Four easy and fun ways to learn about wine!
What do you usually do when you want to learn more about wine? Just because we might not be able to attend wine tasting events or visit vineyards doesn’t mean that we can’t continue to grow our wine education while spending time at home. Here are four easy and fun ways to learn about wine!
Do you know what tannins feel like on your palate? Can you tell the difference between a wine that has red fruit characters and one that has black fruit? A critical part of basic wine knowledge is learning key terms and what they refer to – and the best way to learn about wine is by drinking it!
Find the tasting notes for your favourite bottles and read into how the winemakers describe them. If they say your rosé has hints of Turkish delight, go looking for this sweet and fragrant component when you drink the wine. Does your favourite winery produce one Chardonnay in steel and one in oak barrels? Compare them side by side to see how ageing and storage changes the wine’s character.
A great way to discover how region and winemaking technique affects wines is to focus on a single variety of wine. When it comes to regionality, everything from the climate to the vineyard’s soil will have an impact on the flavour and character of the wine. Then, once the fruit has been grown, the winemaker can pick grapes only from a single site or blend grapes from different sites, choose to store or age it in steel or oak barrels, or can choose minimal intervention.
Discover how these choices affect wines by buying multiple bottles of the same variety of wine from diverse regions and using differing winemaking methods. Use the assessment techniques you learned above to compare what fruit you can smell and taste, how tannic the wine is, if the wine is spicy, or green, or floral. You can either do this at home over a few weeks or months, or you can invite friends over, pick a variety and each bring a bottle from a different region for a fun varietal party.
Think you know a Shiraz from a Pinot Noir?
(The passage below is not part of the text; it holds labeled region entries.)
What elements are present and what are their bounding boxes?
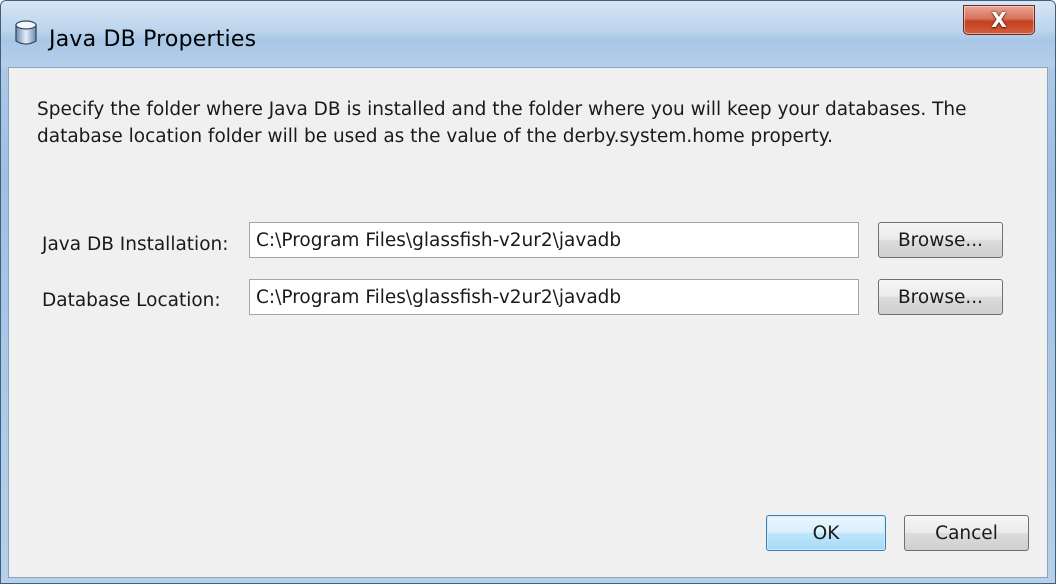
location-path-field[interactable] [249, 279, 859, 315]
dialog-content: Specify the folder where Java DB is inst… [8, 67, 1048, 578]
cancel-button[interactable]: Cancel [904, 515, 1029, 551]
installation-path-field[interactable] [249, 222, 859, 258]
location-label: Database Location: [42, 290, 221, 311]
installation-browse-button[interactable]: Browse... [878, 222, 1003, 258]
window-title: Java DB Properties [49, 27, 257, 52]
java-db-properties-dialog: Java DB Properties X Specify the folder … [0, 0, 1056, 584]
close-button[interactable]: X [963, 5, 1035, 35]
instructions-text: Specify the folder where Java DB is inst… [37, 99, 967, 147]
ok-button[interactable]: OK [766, 515, 886, 551]
javadb-cylinder-icon [15, 20, 37, 45]
title-bar[interactable]: Java DB Properties X [1, 1, 1055, 67]
installation-label: Java DB Installation: [42, 234, 229, 255]
location-browse-button[interactable]: Browse... [878, 279, 1003, 315]
close-icon: X [991, 8, 1007, 32]
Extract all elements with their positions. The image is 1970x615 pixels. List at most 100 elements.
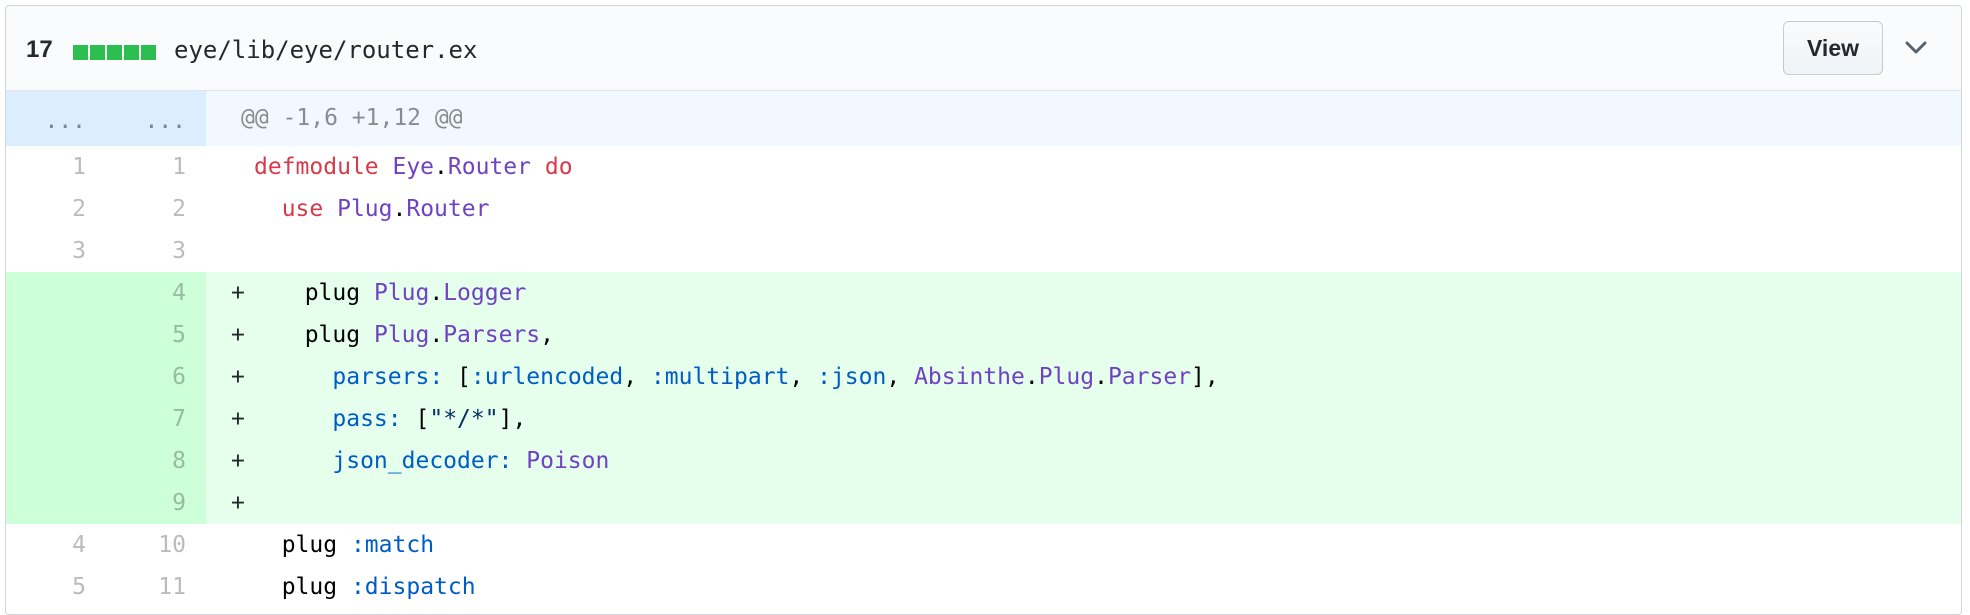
diff-line-added: 7 + pass: ["*/*"], (6, 398, 1961, 440)
code-line: parsers: [:urlencoded, :multipart, :json… (277, 356, 1218, 398)
code-token: :urlencoded (470, 364, 624, 390)
diff-line-added: 4 + plug Plug.Logger (6, 272, 1961, 314)
code-line: json_decoder: Poison (277, 440, 609, 482)
diff-file: 17 eye/lib/eye/router.ex View ... ... @@… (5, 5, 1962, 615)
addition-marker: + (231, 280, 245, 306)
view-file-button[interactable]: View (1783, 21, 1883, 75)
code-token: :multipart (650, 364, 790, 390)
old-line-number[interactable] (6, 398, 86, 440)
hunk-expand-new[interactable]: ... (106, 91, 186, 146)
new-line-number[interactable]: 11 (106, 566, 186, 608)
code-line: use Plug.Router (254, 188, 490, 230)
diffstat-block-added (73, 45, 88, 60)
code-token: Logger (443, 280, 527, 306)
diff-line-context: 22 use Plug.Router (6, 188, 1961, 230)
code-token: Parsers (443, 322, 541, 348)
diffstat-count: 17 (26, 36, 53, 63)
new-line-number[interactable]: 7 (106, 398, 186, 440)
code-token: , (540, 322, 554, 348)
code-token: . (1024, 364, 1039, 390)
file-header: 17 eye/lib/eye/router.ex View (6, 6, 1961, 91)
code-token: plug (304, 280, 361, 306)
code-token: Plug (373, 322, 430, 348)
diffstat-block-added (90, 45, 105, 60)
old-line-number[interactable] (6, 314, 86, 356)
diffstat-block-added (141, 45, 156, 60)
hunk-expand-old[interactable]: ... (6, 91, 86, 146)
hunk-header: @@ -1,6 +1,12 @@ (241, 105, 463, 131)
code-token: Eye (392, 154, 435, 180)
old-line-number[interactable]: 4 (6, 524, 86, 566)
diff-line-context: 33 (6, 230, 1961, 272)
new-line-number[interactable]: 1 (106, 146, 186, 188)
code-token: do (544, 154, 573, 180)
new-line-number[interactable]: 9 (106, 482, 186, 524)
code-token: Router (447, 154, 531, 180)
new-line-number[interactable]: 4 (106, 272, 186, 314)
old-line-number[interactable]: 1 (6, 146, 86, 188)
new-line-number[interactable]: 6 (106, 356, 186, 398)
diffstat-block-added (124, 45, 139, 60)
code-line: pass: ["*/*"], (277, 398, 526, 440)
code-line: plug :match (254, 524, 434, 566)
diff-line-added: 9 + (6, 482, 1961, 524)
diff-lines: 1 1 defmodule Eye.Router do 2 2 use Plug.Rou… (6, 146, 1961, 608)
code-line: plug :dispatch (254, 566, 476, 608)
code-token: parsers: (332, 364, 444, 390)
new-line-number[interactable]: 10 (106, 524, 186, 566)
diff-line-added: 6 + parsers: [:urlencoded, :multipart, :j… (6, 356, 1961, 398)
new-line-number[interactable]: 2 (106, 188, 186, 230)
old-line-number[interactable]: 3 (6, 230, 86, 272)
code-token: . (434, 154, 448, 180)
diff-table: ... ... @@ -1,6 +1,12 @@ 1 1 defmodule Eye… (6, 91, 1961, 608)
old-line-number[interactable]: 5 (6, 566, 86, 608)
code-token: Plug (337, 196, 393, 222)
old-line-number[interactable] (6, 482, 86, 524)
old-line-number[interactable] (6, 272, 86, 314)
diff-line-added: 8 + json_decoder: Poison (6, 440, 1961, 482)
diff-line-context: 1 1 defmodule Eye.Router do (6, 146, 1961, 188)
diff-line-added: 5 + plug Plug.Parsers, (6, 314, 1961, 356)
code-line: defmodule Eye.Router do (254, 146, 573, 188)
addition-marker: + (231, 448, 245, 474)
code-token: . (429, 322, 444, 348)
code-token: pass: (332, 406, 402, 432)
code-token: Router (406, 196, 490, 222)
new-line-number[interactable]: 3 (106, 230, 186, 272)
code-token: . (392, 196, 407, 222)
code-token: , (623, 364, 651, 390)
addition-marker: + (231, 364, 245, 390)
file-path[interactable]: eye/lib/eye/router.ex (174, 36, 477, 64)
old-line-number[interactable] (6, 356, 86, 398)
code-token: . (429, 280, 444, 306)
new-line-number[interactable]: 5 (106, 314, 186, 356)
old-line-number[interactable] (6, 440, 86, 482)
addition-marker: + (231, 406, 245, 432)
code-token: :match (350, 532, 435, 558)
code-token: "*/*" (429, 406, 499, 432)
addition-marker: + (231, 490, 245, 516)
code-token: Parser (1107, 364, 1192, 390)
old-line-number[interactable]: 2 (6, 188, 86, 230)
new-line-number[interactable]: 8 (106, 440, 186, 482)
chevron-down-icon (1905, 41, 1927, 54)
code-token: defmodule (254, 154, 379, 180)
code-token: :json (817, 364, 887, 390)
collapse-file-button[interactable] (1901, 33, 1931, 63)
code-token: use (281, 196, 324, 222)
diffstat-bar (73, 45, 158, 60)
code-token: Plug (373, 280, 430, 306)
code-token: plug (281, 574, 338, 600)
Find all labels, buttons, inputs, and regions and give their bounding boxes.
What about a Sauvignon Blanc from a Riesling? A ‘blind’ wine tasting is a great way to see how well you know one variety from another and is an entertaining way to enjoy wines with your friends. This exercise will ideally work with at least four wines of the same colour, or three wines of each colour, to truly test your knowledge.
Ask each friend to bring a bottle. As host, you can designate a variety to each guest and help by providing hints to guests if they need them. If you’d prefer a more difficult challenge, get each guest to secretly select their wine and bring it already wrapped, covering anything that might give anything away. Provide the same glass for each guest and pour each bottle one by one, trying to guess what each wine is. Use your basic wine knowledge to assess what you smell or taste and make notes. Can you guess the wines correctly? Do you know more about different wine varieties than your friends?
The basics of food and wine matching relies on matching similar characters: spice with spice, acid with acid, earth with earth, salty with salty. Refer to a wine’s tasting notes to see its description, then think of dishes with a comparable description and have a similar intensity. An aromatic Pinot Gris will pair better with a fragrant piece of fish than a salad dotted with sharp goat’s cheese, just as rich dark chocolate works against a floral Pinot Noir but goes beautifully with a full-bodied Cabernet.
A great way to see how foods work with or against wines is to create a multi-course dinner and match each dish with one wine that works well and one that works poorly. You can tell if a pairing is right because you want to enjoy both elements together as much as possible; you can’t decide whether to take another bite or enjoy another sip. In contrast, a bad match will have you eating first and drinking after; this is why food and wine matching is so important for restaurants: a perfect pairing encourages diners to order another glass!